According to a recent private radio interview with Patson Dzamara - the activist's older brother - the family last heard anything from the police more than a year ago.

All this hide and seek by Zimbabwe's state security agents says a lot about the activist's abduction.

Who abducted Itai Dzamara?

Without any thorough investigation, this can never be conclusively ascertained, but all the circumstantial evidence point to the involvement of the country's state security agents and the military.

Let us rewind for a bit.

There was a time when Patson alleged that he had been given a picture that was, ostensibly, of his brother - bound up and head enclosed in a covering.

Patson said that he had been given the picture - which he showed the nation - by state security agents sympathetic with the family, who told him that Itai was abducted by the state security branch of the military.

Who would doubt that?

The country's military is notorious for its overzealousness and unreasonable hatred for anyone or anything that smacks of being anti-regime.

They have had an ineviable history of brazen brutality against real and perceived 'enemies of the state', even peaceful protesters, who would have been merely exercising their democratic rights - as was Itai doing.

This state machinery has been the backbone of the brutal Mugabe regime, and now have bestowed their blind and fanatical allegiance to new president Emmerson Dambudzo Mnangagwa - after turning their backs on the former president in a military coup d'etat last November.

Those are the people the nation has been dealing with - they can kill for you today, but may kill you tomorrow!

So, why has the police decided to commence the long-overdue investigation, especially when it is quite clear that the military, which is in full charge of the country, is the one responsible for his disappearance?

The answere is quite simple and straightforward...this is just another smokescreen by the Mnangagwa regime to further hoodwink the world, as this military junta continues to portray itself as a 'new dispensation', that is democratic and peaceful.

However, this is a pointless and futile exercise, as the world can now see through the original shenanigans.

The police will never be able to seriously investigate anything, as the military would never allow this - any officer who tries to act heroic would meet a fate worse than Itai's.

The fact that the police never bothered investigating this case for three years shows that there was a very powerful force behind this abduction...and in Zimbabwe there is only one force more powerful even than the president - the military.

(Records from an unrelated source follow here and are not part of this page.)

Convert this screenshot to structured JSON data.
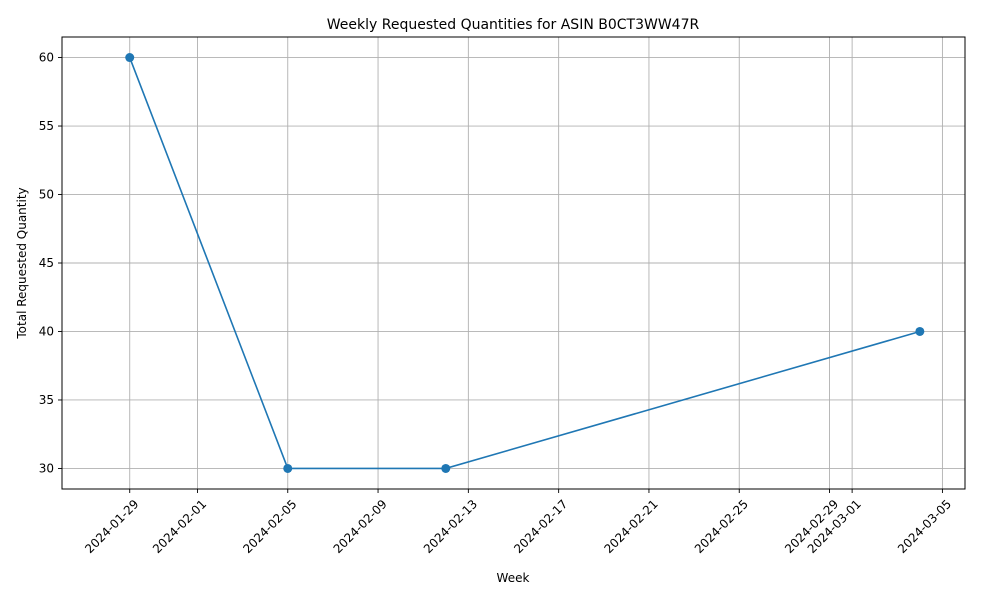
{
  "chart_data": {
    "type": "line",
    "title": "Weekly Requested Quantities for ASIN B0CT3WW47R",
    "xlabel": "Week",
    "ylabel": "Total Requested Quantity",
    "x": [
      "2024-01-29",
      "2024-02-05",
      "2024-02-12",
      "2024-03-04"
    ],
    "series": [
      {
        "values": [
          60,
          30,
          30,
          40
        ],
        "color": "#1f77b4",
        "marker": "circle"
      }
    ],
    "x_ticks": [
      "2024-01-29",
      "2024-02-01",
      "2024-02-05",
      "2024-02-09",
      "2024-02-13",
      "2024-02-17",
      "2024-02-21",
      "2024-02-25",
      "2024-02-29",
      "2024-03-01",
      "2024-03-05"
    ],
    "y_ticks": [
      30,
      35,
      40,
      45,
      50,
      55,
      60
    ],
    "xlim": [
      "2024-01-26",
      "2024-03-06"
    ],
    "ylim": [
      28.5,
      61.5
    ],
    "grid": true,
    "x_tick_rotation": 45
  }
}
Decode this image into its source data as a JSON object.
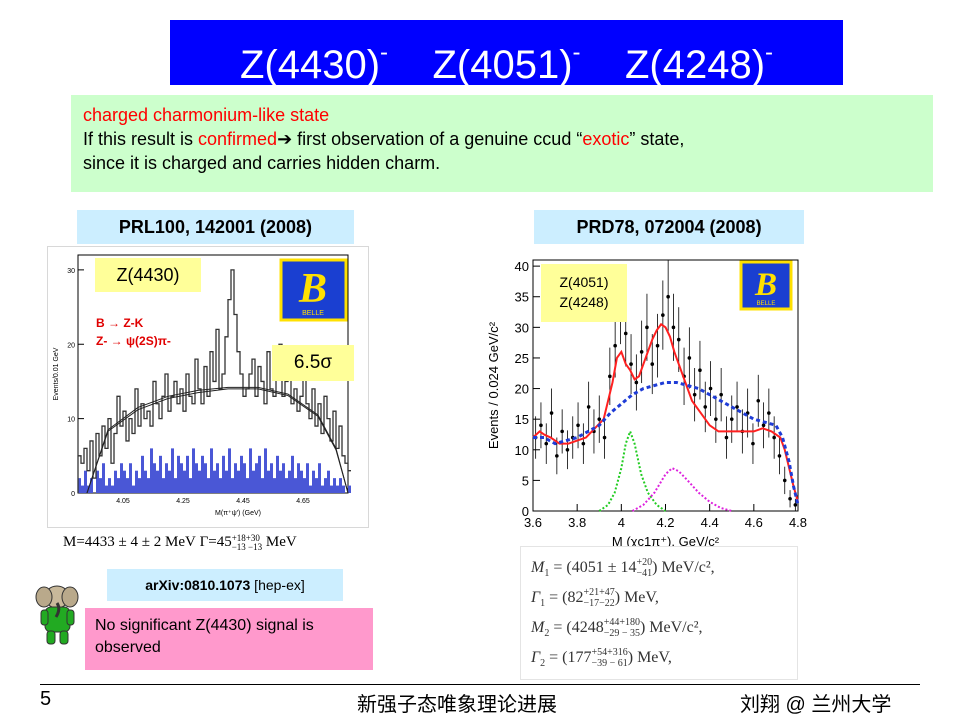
{
  "slide": {
    "title_parts": [
      {
        "name": "Z(4430)",
        "sup": "-"
      },
      {
        "name": "Z(4051)",
        "sup": "-"
      },
      {
        "name": "Z(4248)",
        "sup": "-"
      }
    ],
    "intro": {
      "line1": "charged charmonium-like state",
      "line2_before": "If this result is ",
      "line2_red": "confirmed",
      "line2_arrow": "➔",
      "line2_after": " first observation of a genuine ccud “",
      "line2_red2": "exotic",
      "line2_end": "” state,",
      "line3": "since it is charged and carries hidden charm."
    },
    "left_ref": "PRL100, 142001 (2008)",
    "right_ref": "PRD78, 072004 (2008)",
    "arxiv_ref": {
      "id": "arXiv:0810.1073",
      "category": " [hep-ex]"
    },
    "no_signal_note": "No significant Z(4430) signal is observed",
    "mass_formula_left": {
      "m": "M=4433 ± 4 ± 2 MeV",
      "g_pre": "Γ=45",
      "sup": "+18+30",
      "sub": "−13 −13",
      "g_post": " MeV"
    },
    "results_right": [
      {
        "sym": "M",
        "idx": "1",
        "val": "(4051 ± 14",
        "sup": "+20",
        "sub": "−41",
        "unit": ") MeV/c², "
      },
      {
        "sym": "Γ",
        "idx": "1",
        "val": "(82",
        "sup": "+21+47",
        "sub": "−17−22",
        "unit": ") MeV, "
      },
      {
        "sym": "M",
        "idx": "2",
        "val": "(4248",
        "sup": "+44+180",
        "sub": "−29 − 35",
        "unit": ") MeV/c², "
      },
      {
        "sym": "Γ",
        "idx": "2",
        "val": "(177",
        "sup": "+54+316",
        "sub": "−39 − 61",
        "unit": ") MeV, "
      }
    ],
    "footer": {
      "page": "5",
      "center": "新强子态唯象理论进展",
      "right": "刘翔 @ 兰州大学"
    }
  },
  "logo_text": "BELLE",
  "colors": {
    "title_bg": "#0000ff",
    "intro_bg": "#ccffcc",
    "ref_bg": "#cceeff",
    "label_bg": "#ffff99",
    "note_bg": "#ff99cc",
    "accent_red": "#ff0000"
  },
  "chart_data": [
    {
      "type": "bar",
      "label": "Z(4430)",
      "decay_lines": [
        "B → Z-K",
        "Z- → ψ(2S)π-"
      ],
      "significance": "6.5σ",
      "xlabel": "M(π⁺ψ′) (GeV)",
      "ylabel": "Events/0.01 GeV",
      "xlim": [
        3.9,
        4.8
      ],
      "ylim": [
        0,
        32
      ],
      "x_ticks": [
        4.05,
        4.25,
        4.45,
        4.65
      ],
      "x_tick_labels": [
        "4.05",
        "4.25",
        "4.45",
        "4.65"
      ],
      "y_ticks": [
        0,
        10,
        20,
        30
      ],
      "y_tick_labels": [
        "0",
        "10",
        "20",
        "30"
      ],
      "bin_width": 0.01,
      "series": [
        {
          "values": [
            5,
            4,
            6,
            3,
            7,
            2,
            8,
            5,
            9,
            6,
            10,
            4,
            8,
            13,
            9,
            11,
            7,
            10,
            8,
            14,
            9,
            12,
            10,
            11,
            9,
            15,
            12,
            10,
            13,
            16,
            11,
            13,
            15,
            12,
            14,
            11,
            16,
            13,
            12,
            18,
            14,
            12,
            17,
            13,
            19,
            15,
            22,
            14,
            16,
            21,
            26,
            30,
            24,
            19,
            16,
            13,
            14,
            16,
            18,
            13,
            17,
            15,
            12,
            19,
            14,
            13,
            16,
            20,
            13,
            15,
            17,
            12,
            14,
            11,
            13,
            16,
            12,
            10,
            14,
            9,
            12,
            8,
            13,
            10,
            7,
            11,
            6,
            9,
            5,
            4,
            3
          ]
        },
        {
          "values": [
            2,
            1,
            3,
            1,
            2,
            0,
            3,
            2,
            4,
            1,
            2,
            1,
            3,
            2,
            4,
            3,
            2,
            4,
            1,
            3,
            2,
            5,
            3,
            2,
            6,
            4,
            3,
            5,
            2,
            4,
            3,
            6,
            2,
            5,
            4,
            3,
            5,
            2,
            6,
            4,
            3,
            5,
            4,
            2,
            6,
            3,
            4,
            2,
            5,
            3,
            6,
            2,
            4,
            3,
            5,
            4,
            2,
            6,
            3,
            4,
            5,
            2,
            6,
            3,
            4,
            2,
            5,
            3,
            4,
            2,
            3,
            5,
            2,
            4,
            3,
            2,
            4,
            1,
            3,
            2,
            4,
            1,
            2,
            3,
            1,
            2,
            1,
            2,
            1,
            0,
            1
          ]
        },
        {
          "x": [
            3.93,
            4.0,
            4.1,
            4.2,
            4.3,
            4.4,
            4.5,
            4.6,
            4.7,
            4.76,
            4.8
          ],
          "y": [
            0,
            8.5,
            11.5,
            13.0,
            13.8,
            14.2,
            14.2,
            13.3,
            10.5,
            6.0,
            0
          ]
        },
        {
          "x": [
            3.93,
            4.0,
            4.1,
            4.2,
            4.3,
            4.4,
            4.5,
            4.6,
            4.7,
            4.76,
            4.8
          ],
          "y": [
            0,
            8.3,
            11.2,
            12.7,
            13.5,
            14.0,
            14.0,
            13.1,
            10.3,
            5.8,
            0
          ]
        }
      ]
    },
    {
      "type": "line",
      "labels": [
        "Z(4051)",
        "Z(4248)"
      ],
      "xlabel": "M (χc1π⁺), GeV/c²",
      "ylabel": "Events / 0.024 GeV/c²",
      "xlim": [
        3.6,
        4.8
      ],
      "ylim": [
        0,
        41
      ],
      "x_ticks": [
        3.6,
        3.8,
        4.0,
        4.2,
        4.4,
        4.6,
        4.8
      ],
      "x_tick_labels": [
        "3.6",
        "3.8",
        "4",
        "4.2",
        "4.4",
        "4.6",
        "4.8"
      ],
      "y_ticks": [
        0,
        5,
        10,
        15,
        20,
        25,
        30,
        35,
        40
      ],
      "y_tick_labels": [
        "0",
        "5",
        "10",
        "15",
        "20",
        "25",
        "30",
        "35",
        "40"
      ],
      "series": [
        {
          "x": [
            3.612,
            3.636,
            3.66,
            3.684,
            3.708,
            3.732,
            3.756,
            3.78,
            3.804,
            3.828,
            3.852,
            3.876,
            3.9,
            3.924,
            3.948,
            3.972,
            3.996,
            4.02,
            4.044,
            4.068,
            4.092,
            4.116,
            4.14,
            4.164,
            4.188,
            4.212,
            4.236,
            4.26,
            4.284,
            4.308,
            4.332,
            4.356,
            4.38,
            4.404,
            4.428,
            4.452,
            4.476,
            4.5,
            4.524,
            4.548,
            4.572,
            4.596,
            4.62,
            4.644,
            4.668,
            4.692,
            4.716,
            4.74,
            4.764,
            4.788
          ],
          "y": [
            12,
            14,
            11,
            16,
            9,
            13,
            10,
            12,
            14,
            11,
            17,
            13,
            15,
            12,
            22,
            27,
            33,
            29,
            24,
            21,
            26,
            30,
            24,
            27,
            32,
            35,
            30,
            28,
            22,
            25,
            19,
            23,
            17,
            20,
            15,
            19,
            12,
            15,
            17,
            13,
            16,
            11,
            18,
            14,
            16,
            12,
            9,
            5,
            2,
            1
          ]
        },
        {
          "x": [
            3.6,
            3.63,
            3.65,
            3.68,
            3.72,
            3.76,
            3.8,
            3.84,
            3.88,
            3.92,
            3.96,
            3.98,
            4.0,
            4.02,
            4.04,
            4.06,
            4.08,
            4.1,
            4.12,
            4.14,
            4.16,
            4.18,
            4.2,
            4.22,
            4.24,
            4.26,
            4.28,
            4.3,
            4.32,
            4.34,
            4.36,
            4.4,
            4.44,
            4.48,
            4.52,
            4.56,
            4.6,
            4.64,
            4.68,
            4.72,
            4.74,
            4.76,
            4.78,
            4.8
          ],
          "y": [
            12,
            13,
            12.5,
            12,
            11,
            11,
            11.5,
            12,
            13.5,
            15,
            21,
            25,
            26,
            24,
            23,
            21.5,
            22,
            24,
            26,
            28,
            29.5,
            30.5,
            30,
            28.5,
            26,
            24,
            22,
            20,
            18,
            17,
            16,
            14,
            13,
            13,
            13,
            13,
            13,
            13.5,
            13,
            12,
            10,
            7,
            4,
            1.5
          ]
        },
        {
          "x": [
            3.6,
            3.65,
            3.7,
            3.75,
            3.8,
            3.85,
            3.9,
            3.95,
            4.0,
            4.05,
            4.1,
            4.15,
            4.2,
            4.25,
            4.3,
            4.35,
            4.4,
            4.45,
            4.5,
            4.55,
            4.6,
            4.65,
            4.7,
            4.73,
            4.76,
            4.78,
            4.8
          ],
          "y": [
            12,
            12,
            11,
            11.5,
            12,
            13,
            14,
            16,
            17.5,
            19,
            20,
            20.5,
            21,
            21,
            20.5,
            20,
            19,
            18,
            17,
            16,
            15,
            14.5,
            14,
            12,
            8,
            4,
            1
          ]
        },
        {
          "x": [
            3.9,
            3.94,
            3.97,
            4.0,
            4.02,
            4.04,
            4.06,
            4.09,
            4.12,
            4.16,
            4.2
          ],
          "y": [
            0,
            1,
            3,
            7,
            11,
            13,
            11,
            6,
            3,
            1,
            0
          ]
        },
        {
          "x": [
            4.05,
            4.1,
            4.15,
            4.2,
            4.23,
            4.26,
            4.3,
            4.35,
            4.4,
            4.45,
            4.5
          ],
          "y": [
            0,
            1,
            3,
            6,
            7,
            6.5,
            5,
            3,
            1.5,
            0.5,
            0
          ]
        }
      ]
    }
  ]
}
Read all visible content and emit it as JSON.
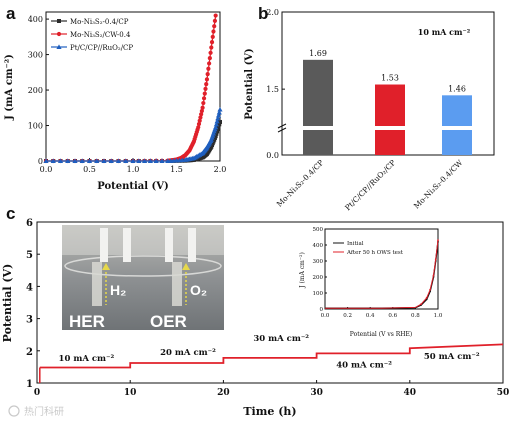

If any answers on Itai's abduction are to be forthcoming, then military generals, such as Constatino Chiwenga (now vice president), Perence Shiri (now minister of lands and agriculture), and others would need to be vigorously interrogated.

Obviously, this would never happen in this Zimbabwe!

This is clear from the fact that these same generals have massacred tens of thousands of Zimbabweans with impunity ever since independence in 1980, and have never been questioned even for a minute.

So, as far as they are concerned, Itai is not worth the breath!

This should never be allowed to continue, as both the people of Zimbabwe, and the international community should no longer treat these gangsters with kid gloves.

This is the time to raise up, and show them that, as much as they have guns, we are no longer afraid of them, and they can shoot us all they want, but we will no longer cower.

The people of Egypt and Tunisia, and to a lesser extent, Iran, stood bravely in the face of gun-weilding state security bullies.

The people of Zimbabwe are now sick and tired of living in fear, and time has come to force off the shackles of oppression - we refuse to be bullied anymore.

These military gangsters move around as if they own this country and its people - even worse than Mugabe ever did - but, now this should all end.

This is Zimbabwe, and its for all Zimbabweans - not just for the military and whomever they ordain to lead at that time.

If the military does not stop riding roughshod over the people of Zimbabwe, then, sooner than later, the people of Zimbabwe will surely ride over the military.

Kudakwashe Sheddy Marangwanda is a UK based Zimbabwean activist.